Avoiding format-preference silos

By Chris Littlewood

1 minute read

We often get asked whether we select or prioritise for format preferences - video, article, podcast, course etc - in our learning recommendations.

"Can I set a preference so I only see video?" or "If I browse more articles, will they feature more frequently in my recommendations in future?".

The answer is: not directly. We aim to make recommendations based on the value of the capabilities they will build in the learner. We prefer to give the learner the choice as to format at the point of learning. We did a little analysis of user-choices to show why.

As an example, this chart shows the distribution of users according to the proportion of video content they view. The first bar shows that a little over 25% of magpie users view no video. But most users are more catholic in preference and work their way through a mix of video, articles, courses etc.


Offering learners the choice of format at the point of learning allows them to select a shape of content that fits the opportunity: a gap in the schedule, a commute, or a supported task, as I wrote about previously.

We see format preferences shift over the course of the working day and week. The 'share of activity' on podcasts peaks at 5-6pm - on the commute. Podcast share is 75% higher than average during that hour.  Video's share is at its strongest 5-8pm.

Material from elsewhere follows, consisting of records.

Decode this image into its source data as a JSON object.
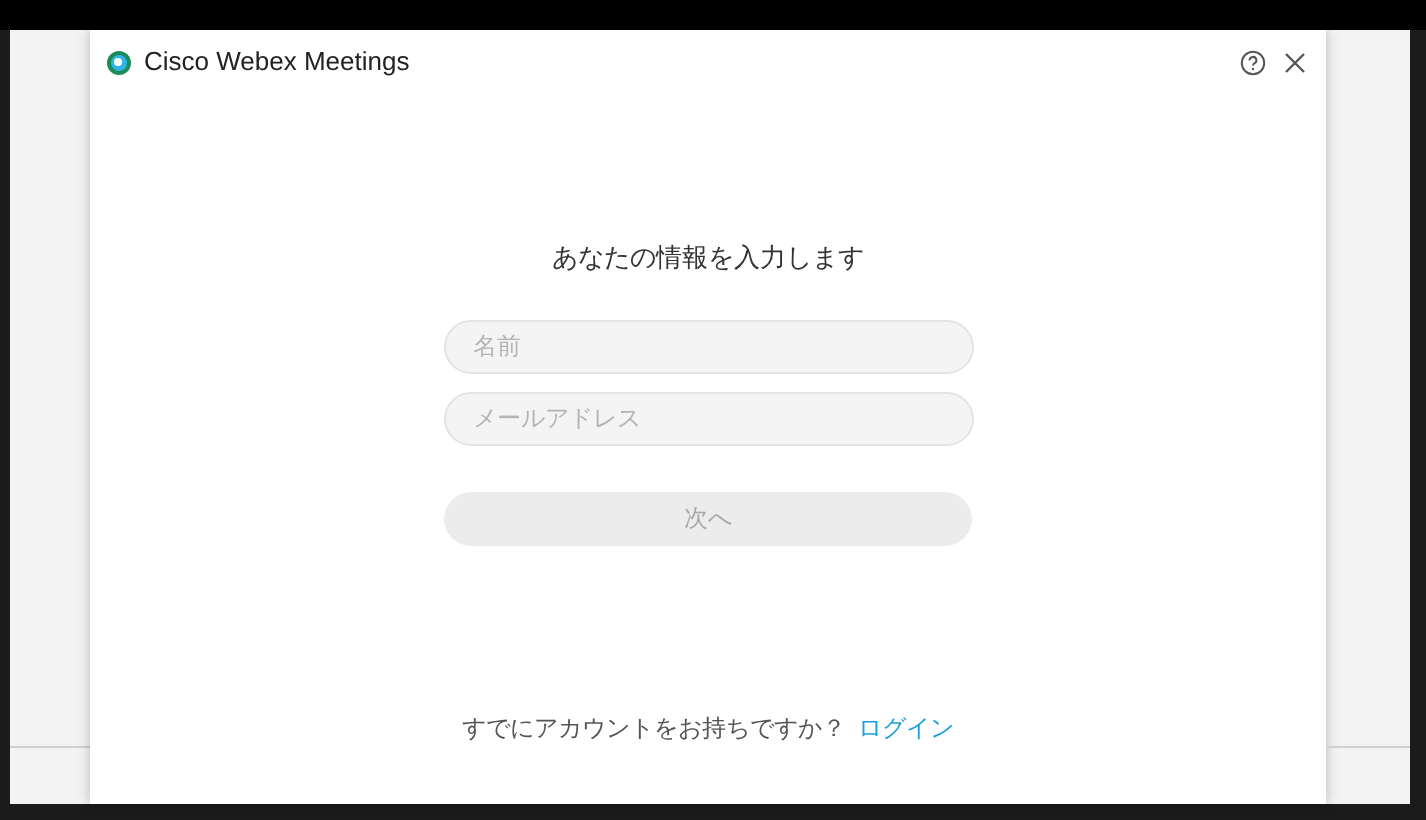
{
  "window": {
    "title": "Cisco Webex Meetings"
  },
  "form": {
    "heading": "あなたの情報を入力します",
    "fields": [
      {
        "placeholder": "名前"
      },
      {
        "placeholder": "メールアドレス"
      }
    ],
    "next_button": {
      "label": "次へ",
      "disabled": true
    }
  },
  "footer": {
    "text": "すでにアカウントをお持ちですか？",
    "link": "ログイン"
  }
}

Articles show a peak in share very early in the morning (6-7am).

So rather than select format algorithmically, we'll carry on offering a choice of format, giving the learner control of filtering to find the medium that suits their immediate need. To help with this we've recently added a filter so learners can drill-down into their recommendations by the medium of the recommendation but also according to length of time or by publisher of the content.